Don't use it for must-persist counters
For security counters that must survive a cache flush (for example, forgot-password attempts), use durable storage instead. The rate limiter is for blunting automated floods, not enforcing hard limits.
Honeypot
A honeypot is an invisible form field that humans never see and never fill, but naive spambots do. When the field comes back non-empty, the submission is bot traffic and you drop it silently.
Rendering the trap field
Echo the ready-made markup inside your <form>:
This emits a visually-hidden, aria-hidden, non-tab-focusable field so it stays invisible and inaccessible to real users while remaining present in the DOM for bots.
Checking it server-side
if (Mage::helper('core')->isHoneypotTriggered($request->getPost())) {
// silently drop: show the normal success page so the bot can't detect the trap
}
isHoneypotTriggered() accepts any array of form data, so it works for web controllers ($request->getPost()) and API processors (a decoded JSON body) alike.

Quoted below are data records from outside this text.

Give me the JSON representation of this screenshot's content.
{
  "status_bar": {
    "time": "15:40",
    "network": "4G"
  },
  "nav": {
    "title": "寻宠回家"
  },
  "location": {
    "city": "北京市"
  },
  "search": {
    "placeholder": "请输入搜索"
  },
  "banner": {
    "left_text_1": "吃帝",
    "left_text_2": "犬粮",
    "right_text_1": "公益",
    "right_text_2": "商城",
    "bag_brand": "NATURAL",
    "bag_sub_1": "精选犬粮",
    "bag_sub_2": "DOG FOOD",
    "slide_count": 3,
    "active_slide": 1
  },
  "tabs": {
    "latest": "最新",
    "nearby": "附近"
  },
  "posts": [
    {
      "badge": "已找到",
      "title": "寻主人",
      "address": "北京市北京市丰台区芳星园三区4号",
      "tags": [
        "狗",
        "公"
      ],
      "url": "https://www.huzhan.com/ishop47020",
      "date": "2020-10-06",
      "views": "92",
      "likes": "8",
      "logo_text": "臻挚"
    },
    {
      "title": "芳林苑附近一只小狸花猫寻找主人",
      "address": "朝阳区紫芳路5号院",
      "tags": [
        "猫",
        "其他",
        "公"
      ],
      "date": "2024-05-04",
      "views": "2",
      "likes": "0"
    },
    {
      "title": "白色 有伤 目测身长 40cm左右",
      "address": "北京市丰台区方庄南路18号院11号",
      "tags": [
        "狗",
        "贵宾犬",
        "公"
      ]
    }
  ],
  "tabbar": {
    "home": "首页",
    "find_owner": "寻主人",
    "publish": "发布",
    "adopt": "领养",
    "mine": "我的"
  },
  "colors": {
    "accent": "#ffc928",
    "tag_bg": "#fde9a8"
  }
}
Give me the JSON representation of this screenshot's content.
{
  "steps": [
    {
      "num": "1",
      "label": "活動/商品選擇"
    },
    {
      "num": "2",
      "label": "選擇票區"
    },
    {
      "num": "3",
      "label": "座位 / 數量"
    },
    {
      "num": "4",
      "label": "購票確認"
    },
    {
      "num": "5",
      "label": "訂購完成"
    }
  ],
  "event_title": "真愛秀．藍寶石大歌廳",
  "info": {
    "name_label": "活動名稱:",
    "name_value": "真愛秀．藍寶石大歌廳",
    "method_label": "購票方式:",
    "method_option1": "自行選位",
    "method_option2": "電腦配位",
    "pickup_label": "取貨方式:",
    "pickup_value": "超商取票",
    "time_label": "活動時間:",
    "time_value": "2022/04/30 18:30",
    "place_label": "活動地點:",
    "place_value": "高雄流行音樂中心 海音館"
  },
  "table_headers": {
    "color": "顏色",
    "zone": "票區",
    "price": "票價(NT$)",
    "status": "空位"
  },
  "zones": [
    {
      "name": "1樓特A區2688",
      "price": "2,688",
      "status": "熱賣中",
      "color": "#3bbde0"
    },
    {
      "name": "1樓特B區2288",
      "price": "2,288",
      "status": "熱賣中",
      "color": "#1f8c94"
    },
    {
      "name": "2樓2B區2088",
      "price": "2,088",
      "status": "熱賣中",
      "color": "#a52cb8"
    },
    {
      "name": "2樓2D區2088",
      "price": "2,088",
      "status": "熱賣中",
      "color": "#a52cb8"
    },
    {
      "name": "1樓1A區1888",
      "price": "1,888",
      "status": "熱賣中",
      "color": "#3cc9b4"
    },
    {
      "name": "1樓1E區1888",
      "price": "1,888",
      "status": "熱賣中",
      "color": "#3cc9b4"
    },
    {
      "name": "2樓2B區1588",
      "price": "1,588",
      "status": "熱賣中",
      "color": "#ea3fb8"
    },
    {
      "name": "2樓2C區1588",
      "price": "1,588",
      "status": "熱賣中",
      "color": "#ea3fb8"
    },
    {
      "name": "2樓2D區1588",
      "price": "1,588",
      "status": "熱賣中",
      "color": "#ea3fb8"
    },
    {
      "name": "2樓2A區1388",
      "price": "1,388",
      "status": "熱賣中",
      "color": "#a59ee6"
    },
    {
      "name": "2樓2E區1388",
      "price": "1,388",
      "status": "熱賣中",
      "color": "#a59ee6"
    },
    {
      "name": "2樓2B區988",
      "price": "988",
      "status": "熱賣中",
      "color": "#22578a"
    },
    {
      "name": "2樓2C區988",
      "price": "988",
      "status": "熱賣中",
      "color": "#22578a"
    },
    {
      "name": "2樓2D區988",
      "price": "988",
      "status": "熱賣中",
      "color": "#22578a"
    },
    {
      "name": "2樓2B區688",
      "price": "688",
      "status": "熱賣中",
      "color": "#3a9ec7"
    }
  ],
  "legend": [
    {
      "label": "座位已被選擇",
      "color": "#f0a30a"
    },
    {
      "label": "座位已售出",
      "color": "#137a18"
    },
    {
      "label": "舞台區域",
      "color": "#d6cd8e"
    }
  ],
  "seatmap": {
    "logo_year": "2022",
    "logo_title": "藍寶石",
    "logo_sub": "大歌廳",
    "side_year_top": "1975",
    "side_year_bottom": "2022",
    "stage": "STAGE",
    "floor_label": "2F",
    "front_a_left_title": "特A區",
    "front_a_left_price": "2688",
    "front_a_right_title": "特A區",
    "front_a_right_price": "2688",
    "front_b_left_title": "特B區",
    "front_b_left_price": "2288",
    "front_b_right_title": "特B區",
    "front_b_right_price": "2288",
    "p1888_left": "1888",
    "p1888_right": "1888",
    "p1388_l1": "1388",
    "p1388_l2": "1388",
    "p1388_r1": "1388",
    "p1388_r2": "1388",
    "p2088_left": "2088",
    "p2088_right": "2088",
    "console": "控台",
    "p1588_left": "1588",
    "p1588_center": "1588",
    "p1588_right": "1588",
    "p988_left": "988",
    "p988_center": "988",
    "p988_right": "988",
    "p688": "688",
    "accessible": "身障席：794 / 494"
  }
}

Install-specific field name
The trap field name is derived deterministically from the install's encryption key (getHoneypotFieldName()). This means:
- The same install always renders the same field name (the frontend can cache it).
- Different installs get different names, so a bot that scrapes one Maho store can't blanket-target every Maho store with one hardcoded payload.
What honeypots do and don't stop
Honeypots defeat random spambot armies cheaply. A targeted attacker who scrapes your rendered form can see and avoid the trap, so for those pair the honeypot with a captcha.
The on/off toggle is yours
Core deliberately does not own the honeypot enable/disable flag. Gate both the render and the check behind your own module's default-on setting so merchants can turn it off per feature:
// In the template
<?php if (Mage::getStoreConfigFlag('mymodule/abuse/honeypot_enabled')): ?>
<?= Mage::helper('core')->getHoneypotFieldHtml() ?>
<?php endif ?>
// In the controller
if (Mage::getStoreConfigFlag('mymodule/abuse/honeypot_enabled')
&& Mage::helper('core')->isHoneypotTriggered($request->getPost())) {
// drop
}
Worked example: the contact form
The contact form (Mage_Contacts_IndexController) combines all three tools and is the canonical reference implementation:
- Honeypot - a hidden field. Bots that fill it get the normal success page (so they can't detect the trap) and no email is sent.
- Per-IP throttle (
rateLimiter('contacts_ip', ..., RateLimitScope::Ip)) - blunts automated submission floods. - Per-recipient throttle (
rateLimiterBy('contacts_recipient', $email, ...)) - caps how many auto-reply emails a single address can receive, defeating email-bombing of third parties. The merchant notification is still sent; only the attacker-controllable auto-reply is capped, and only when auto-reply is enabled.
These are exposed under System > Configuration > Contacts > Abuse Protection with three fields:
| Field | Purpose |
|---|---|
| Honeypot Field | Adds the invisible trap field. Submissions that fill it are silently dropped. |
| Submissions per IP per Hour | Per-IP throttle. 0 disables the limit. |
| Auto-Reply Emails per Recipient per Hour | Caps auto-reply emails per address. 0 disables the limit. |
Follow this pattern when adding abuse protection to your own public endpoints: keep the measures invisible to real customers, and don't set limits so low that legitimate visitors get blocked.